AI methods using GISAXS scatter data as an example

31.01.2022 - 31.07.2023

Stephan Roth, DESY
Volker Skwarek, HAW Hamburg

The project is in the context of automated (pre-)classification and searchability of large amounts of experimental data with artificial intelligence methods. Two problems or research areas of DESY and HAW Hamburg are addressed:

  1. Due to limited beam times, which are assigned by external reviewers, the experiment durations at DESY are very tightly timed, so that scientists generate very large data sets during a measurement campaign. For our project, these are recorded at PETRA III by several simultaneously used pixel detectors with up to 11 million pixels in the form of two-dimensional scatter images. During the campaign itself, these can only be checked for plausibility or classified into result categories. This results in loss of time and resources due to repeated campaigns as well as possible misinterpretations.
  2. At HAW Hamburg, research is being conducted on person and object recognition using intrinsic identity features. However, due to the diversity of potential features, it is difficult to accurately predict the extent and expression of the features. Therefore, it makes sense for systems to use AI methods to learn through feedback mechanisms when objects are different so that they can learn additional features in addition to consciously trained ones, if necessary.

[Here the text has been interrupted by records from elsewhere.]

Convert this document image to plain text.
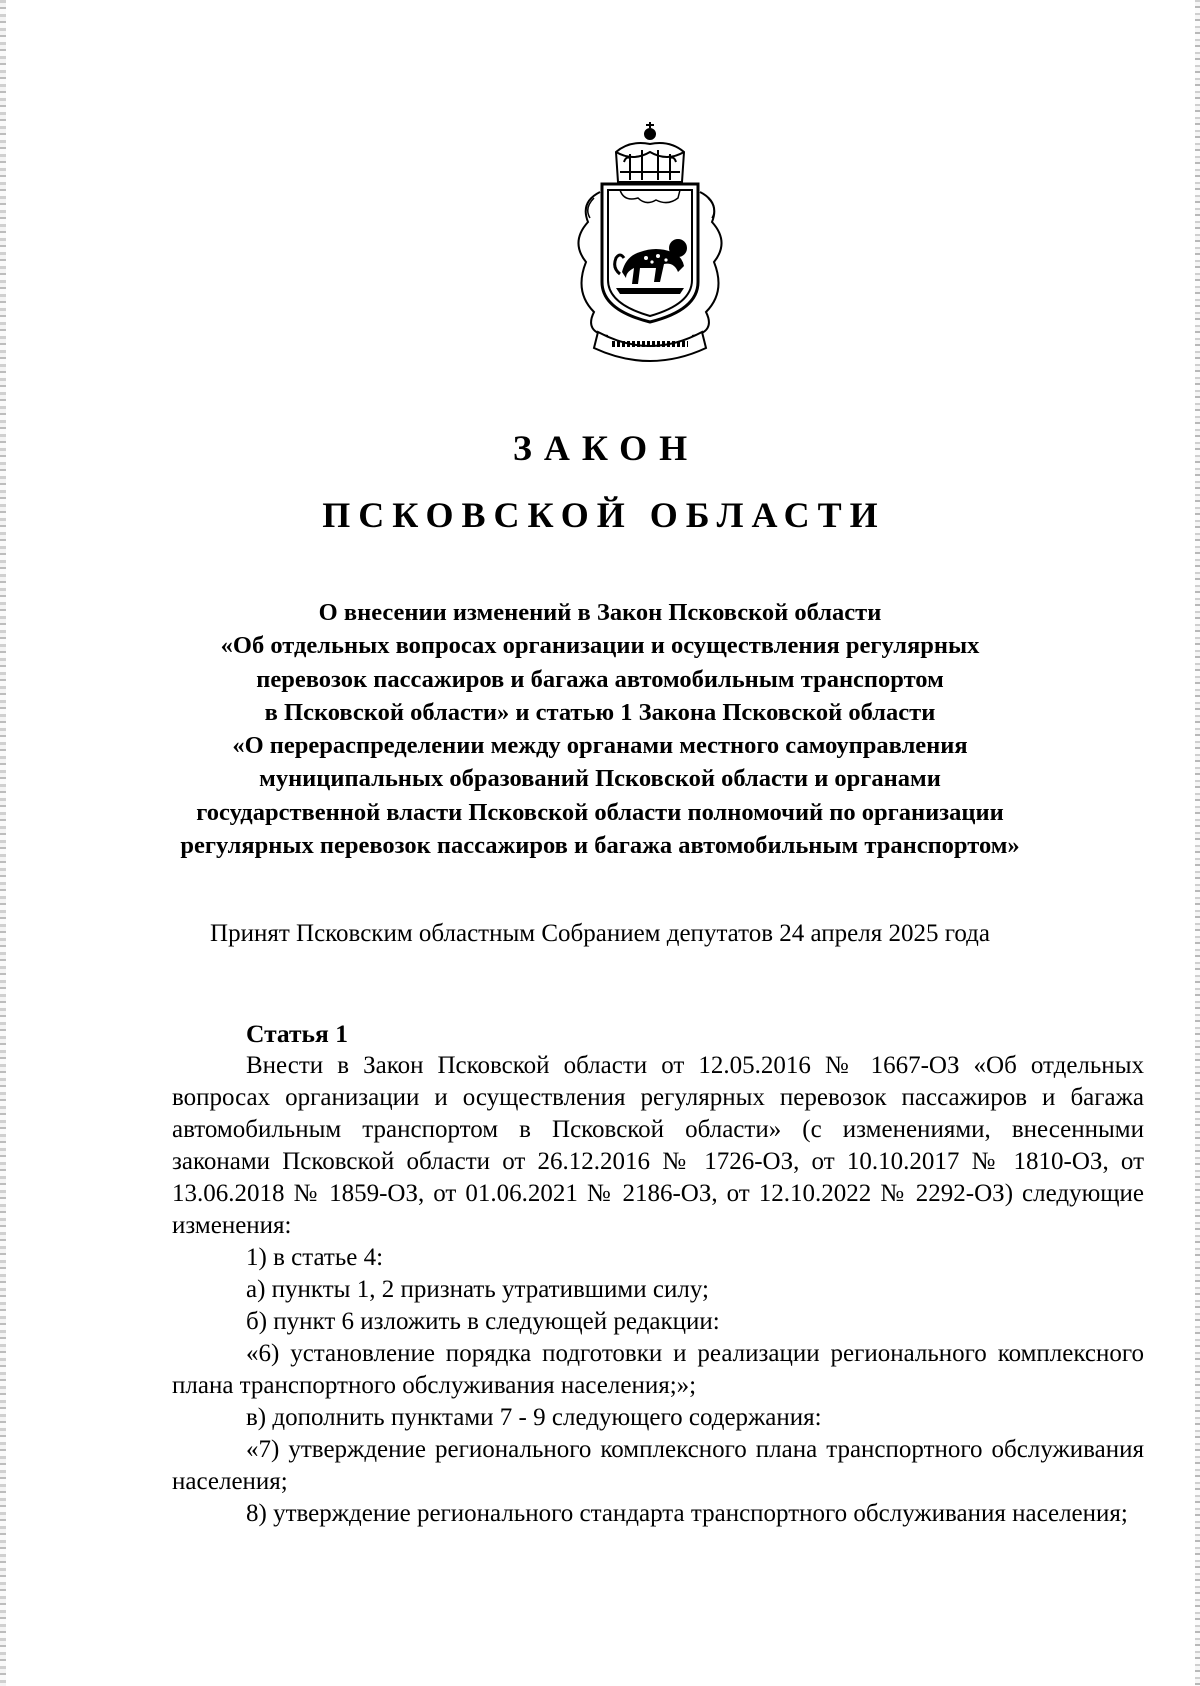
ЗАКОН
ПСКОВСКОЙ ОБЛАСТИ
О внесении изменений в Закон Псковской области
«Об отдельных вопросах организации и осуществления регулярных
перевозок пассажиров и багажа автомобильным транспортом
в Псковской области» и статью 1 Закона Псковской области
«О перераспределении между органами местного самоуправления
муниципальных образований Псковской области и органами
государственной власти Псковской области полномочий по организации
регулярных перевозок пассажиров и багажа автомобильным транспортом»
Принят Псковским областным Собранием депутатов 24 апреля 2025 года
Статья 1

Внести в Закон Псковской области от 12.05.2016 № 1667-ОЗ «Об отдельных вопросах организации и осуществления регулярных перевозок пассажиров и багажа автомобильным транспортом в Псковской области» (с изменениями, внесенными законами Псковской области от 26.12.2016 № 1726-ОЗ, от 10.10.2017 № 1810-ОЗ, от 13.06.2018 № 1859-ОЗ, от 01.06.2021 № 2186-ОЗ, от 12.10.2022 № 2292-ОЗ) следующие изменения:

1) в статье 4:

а) пункты 1, 2 признать утратившими силу;

б) пункт 6 изложить в следующей редакции:

«6) установление порядка подготовки и реализации регионального комплексного плана транспортного обслуживания населения;»;

в) дополнить пунктами 7 - 9 следующего содержания:

«7) утверждение регионального комплексного плана транспортного обслуживания населения;

8) утверждение регионального стандарта транспортного обслуживания населения;
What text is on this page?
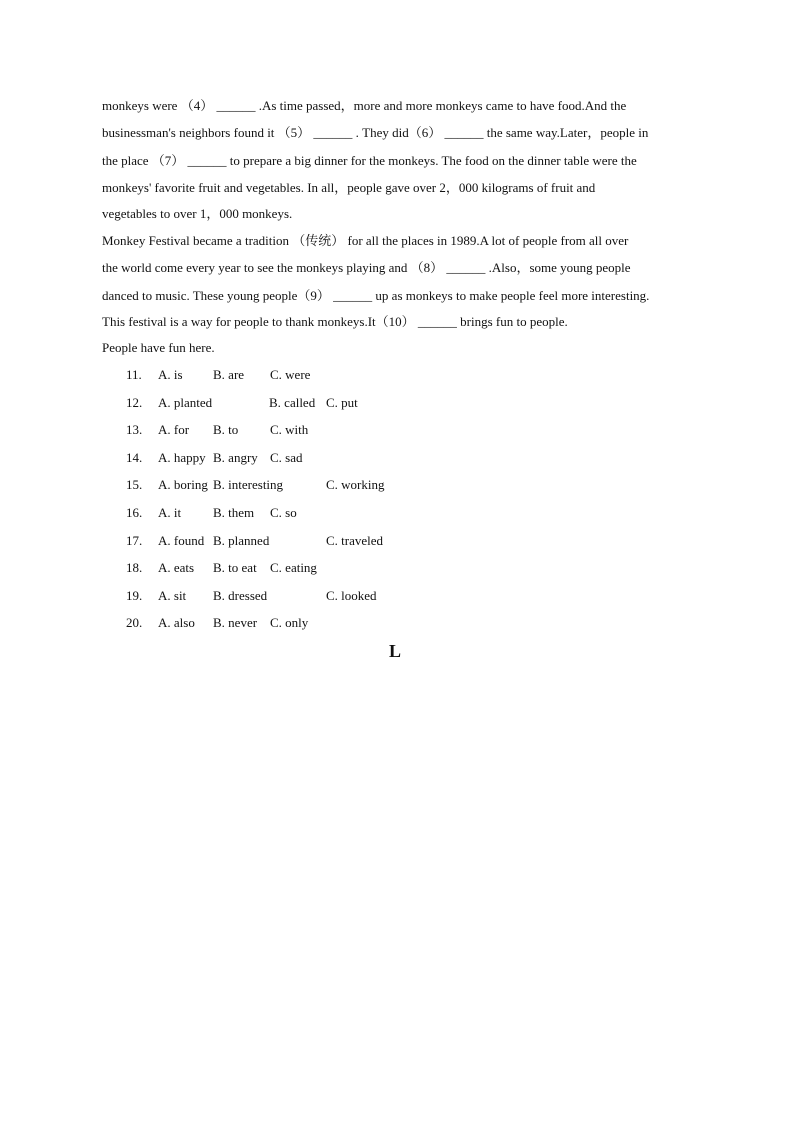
monkeys were （4） ______ .As time passed，more and more monkeys came to have food.And the
businessman's neighbors found it （5） ______ . They did（6） ______ the same way.Later，people in
the place （7） ______ to prepare a big dinner for the monkeys. The food on the dinner table were the
monkeys' favorite fruit and vegetables. In all，people gave over 2，000 kilograms of fruit and
vegetables to over 1，000 monkeys.
Monkey Festival became a tradition （传统） for all the places in 1989.A lot of people from all over
the world come every year to see the monkeys playing and （8） ______ .Also，some young people
danced to music. These young people（9） ______ up as monkeys to make people feel more interesting.
This festival is a way for people to thank monkeys.It（10） ______ brings fun to people.
People have fun here.
11. A. is B. are C. were
12. A. planted	B. called C. put
13. A. for B. to C. with
14. A. happy B. angry C. sad
15. A. boring B. interesting	C. working
16. A. it B. them C. so
17. A. found B. planned	C. traveled
18. A. eats B. to eat C. eating
19. A. sit B. dressed	C. looked
20. A. also B. never C. only
L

This research is currently being brought together using the example of surface structure analysis by small-angle X-ray scattering under grazing incidence (GISAXS) images in the form of a master's thesis by pre-analyzing and classifying them already during the measurement campaign and proposing them to researchers as interpretations.

The project extends this master thesis for a planned DFG application, where these identity learning methods will be generalized and implemented on an FPGA as a precursor to an artificial intelligence (AI) chip. Such an FPGA will then support AI-based feature extraction, measurement classification, and searchable identity formation using robust hashes at high speed. This project result is thus applicable to a wide range of measurement methods and campaigns at DESY.